Two days later, the Ukrainian Institute of Modern Art in Chicago hosted another Azov charity auction, co-sponsored by the Banderite-led Illinois Division of the Ukrainian Congress Committee of America. Its most influential member, Pavlo Bandriwsky, an OUN-B leader in Chicago (aka “the Strategist”), took pictures with the Azov veterans. This event featured a battle flag of the Azov Regiment that was apparently auctioned off with the promise that every surviving member will sign it after the war is won. The Consul Generals of Germany and Poland also spoke at the event.

Left to right at the Ukrainian Institute of Modern Art in Chicago: Wolfgang Mössinger, German Consul General; Paweł Zyzak, Polish Consul General; and Giorgi Kuparashvili

On Saturday, October 1, after returning to Washington, the full delegation, except for Kateryna Prokopenko, who left to be reunited with her husband in Turkey, made an appearance at Stanford University. Yulia Fedosyuk concluded her remarks, “Glory to the Azov Regiment.” At some point, Stanford professor Michael McFaul, the dangerously foolish former US Ambassador to Russia (2012–14), stopped by to offer words of support for Ukraine, if not the Azov Regiment itself.

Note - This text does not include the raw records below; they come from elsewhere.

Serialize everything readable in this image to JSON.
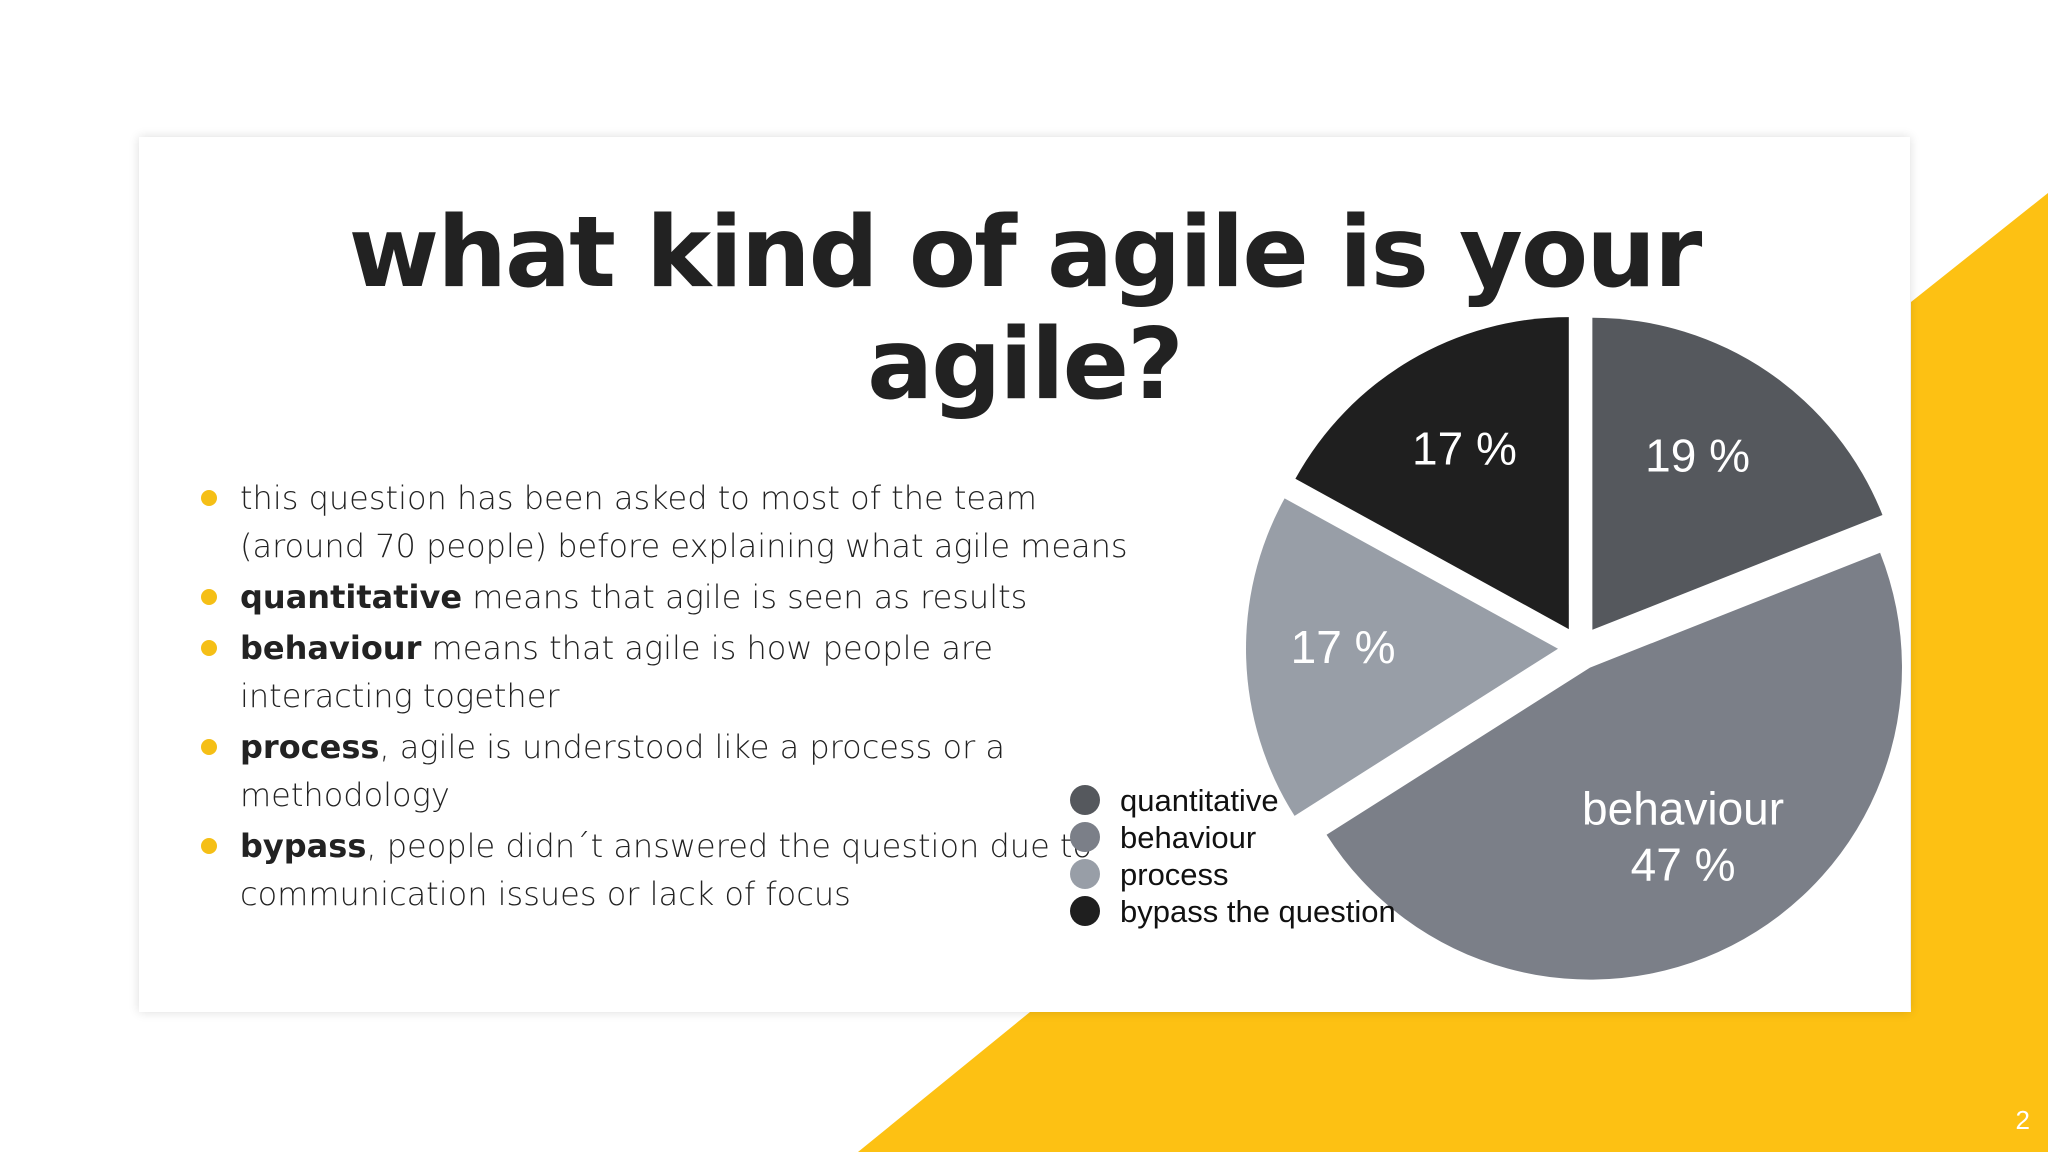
{
  "slide": {
    "title_lines": [
      "what kind of agile is your",
      "agile?"
    ],
    "page_number": "2",
    "colors": {
      "accent": "#f5bf16",
      "text": "#222222"
    }
  },
  "bullets": [
    {
      "bold": "",
      "rest": "this question has been asked to most of the team (around 70 people) before explaining what agile means"
    },
    {
      "bold": "quantitative",
      "rest": " means that agile is seen as results"
    },
    {
      "bold": "behaviour",
      "rest": " means that agile is how people are interacting together"
    },
    {
      "bold": "process",
      "rest": ", agile is understood like a process or a methodology"
    },
    {
      "bold": "bypass",
      "rest": ", people didn´t answered the question due to communication issues or lack of focus"
    }
  ],
  "chart_data": {
    "type": "pie",
    "title": "",
    "slices": [
      {
        "label": "quantitative",
        "value": 19,
        "display": "19 %",
        "color": "#55585d"
      },
      {
        "label": "behaviour",
        "value": 47,
        "display": "behaviour\n47 %",
        "color": "#7b7f88"
      },
      {
        "label": "process",
        "value": 17,
        "display": "17 %",
        "color": "#989ea7"
      },
      {
        "label": "bypass the question",
        "value": 17,
        "display": "17 %",
        "color": "#1f1f1f"
      }
    ],
    "exploded": true,
    "legend": {
      "placement": "bottom-left",
      "entries": [
        "quantitative",
        "behaviour",
        "process",
        "bypass the question"
      ]
    }
  }
}
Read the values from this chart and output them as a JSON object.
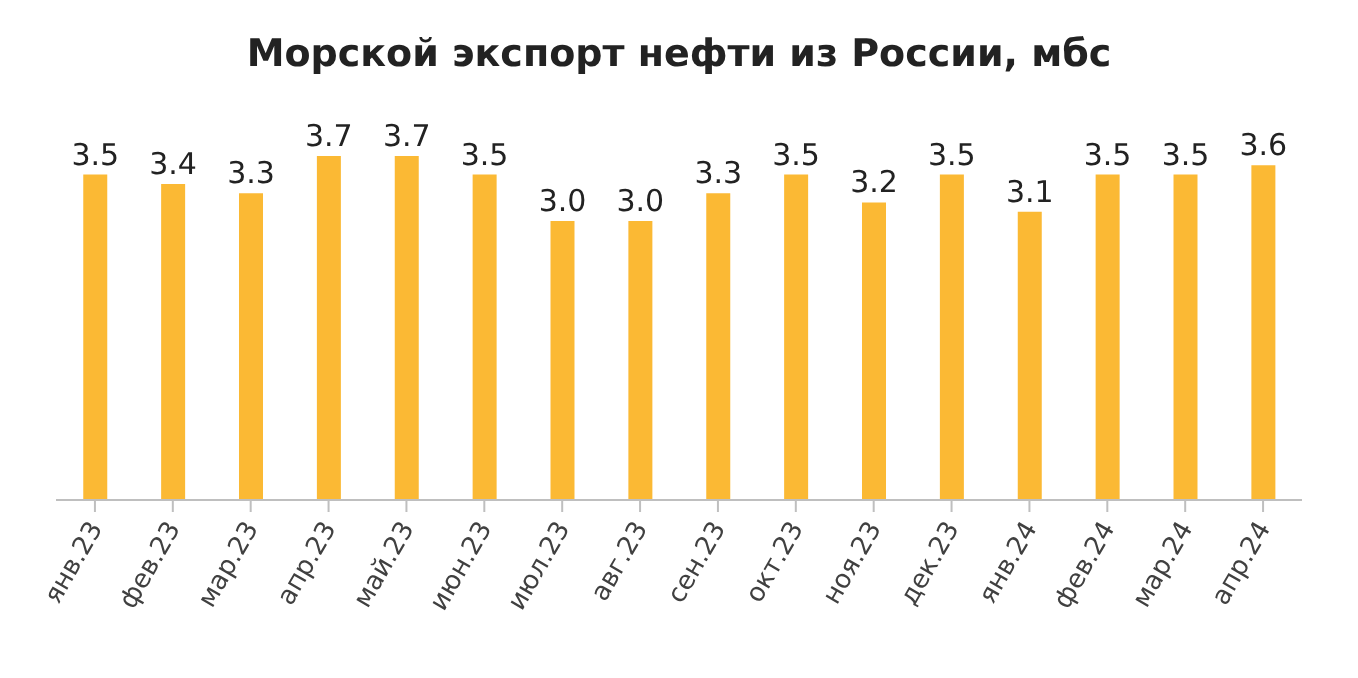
{
  "chart_data": {
    "type": "bar",
    "title": "Морской экспорт нефти из России, мбс",
    "categories": [
      "янв.23",
      "фев.23",
      "мар.23",
      "апр.23",
      "май.23",
      "июн.23",
      "июл.23",
      "авг.23",
      "сен.23",
      "окт.23",
      "ноя.23",
      "дек.23",
      "янв.24",
      "фев.24",
      "мар.24",
      "апр.24"
    ],
    "values": [
      3.5,
      3.4,
      3.3,
      3.7,
      3.7,
      3.5,
      3.0,
      3.0,
      3.3,
      3.5,
      3.2,
      3.5,
      3.1,
      3.5,
      3.5,
      3.6
    ],
    "value_labels": [
      "3.5",
      "3.4",
      "3.3",
      "3.7",
      "3.7",
      "3.5",
      "3.0",
      "3.0",
      "3.3",
      "3.5",
      "3.2",
      "3.5",
      "3.1",
      "3.5",
      "3.5",
      "3.6"
    ],
    "color": "#fbb934",
    "grid": false,
    "legend": false
  }
}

Earlier this year, Stanford’s Center for International Security and Cooperation (CISAC) published a detailed report on the “Azov Movement… a far-right nationalist network.” Michael McFaul directs the Freeman Spogli Institute for International Studies, of which the CISAC is part. He apparently took no issue with the neo-Nazi symbol projected behind him.

This might not have been the Azov delegation’s last stop in the United States, but it would be rather fitting. Stanford University is in the Congressional district adjacent to Ro Khanna, whose restrictions on US support for the Azov Regiment should be lifted this year, according to one of the event’s speakers. But these days, even Khanna might not object.